Figure 2.

The effects of indigenous posttranscriptional modification of A2503 upon ermC induction. (A) The E-test analysis of erythromycin resistance of the E. coli cells that either do not carry the ermC gene (control) or carry a plasmid pErmCT with inducible ermC. The rlmN⁺ cells (wt) or rlmN⁻ cells (lacking posttranscriptional modification of A2503) were plated onto agar plates and overlaid with an E-strip containing a gradient of erythromycin concentration. Inhibition of cell growth is manifested as a clear zone around the strip (arrows). (B) Primer-extension analysis of the induction of 23S rRNA modification by ErmC upon exposure of cells to erythromycin.
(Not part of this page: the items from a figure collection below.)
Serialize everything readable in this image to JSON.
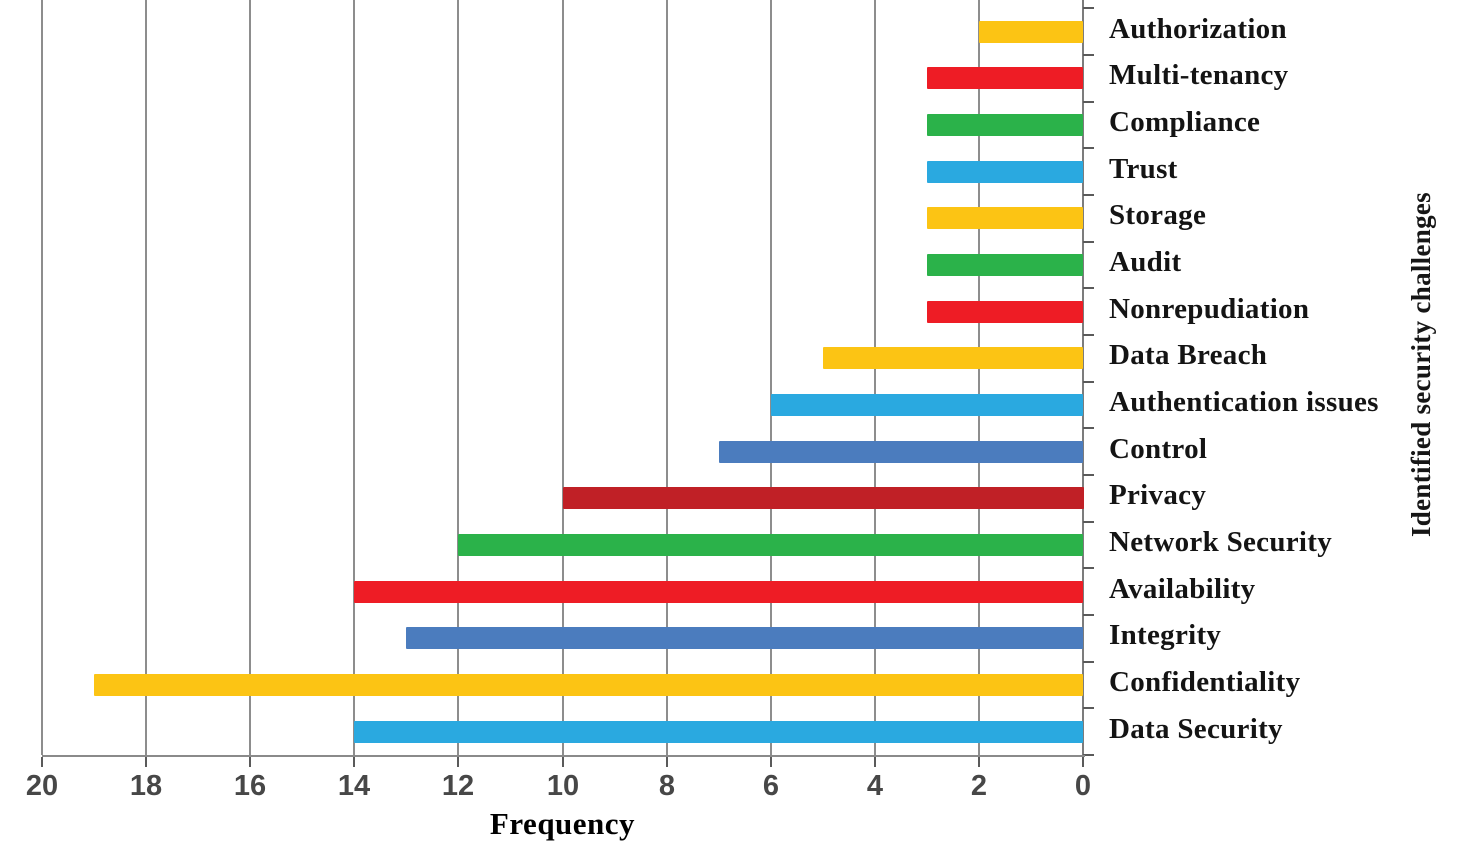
{
  "chart_data": {
    "type": "bar",
    "orientation": "horizontal",
    "xlabel": "Frequency",
    "ylabel": "Identified security challenges",
    "x_axis": {
      "min": 0,
      "max": 20,
      "tick_step": 2,
      "reversed": true,
      "tick_labels": [
        "20",
        "18",
        "16",
        "14",
        "12",
        "10",
        "8",
        "6",
        "4",
        "2",
        "0"
      ]
    },
    "grid": "vertical-on",
    "legend": "none",
    "categories_top_to_bottom": [
      {
        "label": "Authorization",
        "value": 2,
        "color": "#FCC414"
      },
      {
        "label": "Multi-tenancy",
        "value": 3,
        "color": "#EE1C25"
      },
      {
        "label": "Compliance",
        "value": 3,
        "color": "#2BB24A"
      },
      {
        "label": "Trust",
        "value": 3,
        "color": "#2AA9E0"
      },
      {
        "label": "Storage",
        "value": 3,
        "color": "#FCC414"
      },
      {
        "label": "Audit",
        "value": 3,
        "color": "#2BB24A"
      },
      {
        "label": "Nonrepudiation",
        "value": 3,
        "color": "#EE1C25"
      },
      {
        "label": "Data Breach",
        "value": 5,
        "color": "#FCC414"
      },
      {
        "label": "Authentication issues",
        "value": 6,
        "color": "#2AA9E0"
      },
      {
        "label": "Control",
        "value": 7,
        "color": "#4B7CBE"
      },
      {
        "label": "Privacy",
        "value": 10,
        "color": "#C02026"
      },
      {
        "label": "Network Security",
        "value": 12,
        "color": "#2BB24A"
      },
      {
        "label": "Availability",
        "value": 14,
        "color": "#EE1C25"
      },
      {
        "label": "Integrity",
        "value": 13,
        "color": "#4B7CBE"
      },
      {
        "label": "Confidentiality",
        "value": 19,
        "color": "#FCC414"
      },
      {
        "label": "Data Security",
        "value": 14,
        "color": "#2AA9E0"
      }
    ],
    "palette": {
      "yellow": "#FCC414",
      "red": "#EE1C25",
      "green": "#2BB24A",
      "cyan": "#2AA9E0",
      "steel_blue": "#4B7CBE",
      "dark_red": "#C02026",
      "gridline_gray": "#8d8d8d"
    }
  }
}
Exponential wild-type (W) or rlmN⁻ (Δ) cells carrying inducible ermC were induced with 32 μg/ml erythromycin, and the extent of ErmC-catalysed A2058 dimethylation in 23S rRNA at specified time points was analysed by primer extension. In the presence of ddGTP terminator, reverse transcriptase stops at the dimethylated A2058 but advances to C2055 when A2058 remains unmodified. (C) Quantification of the intensities of the primer-extension bands on the gel shown in (B), representing the fraction of the modified 23S rRNA.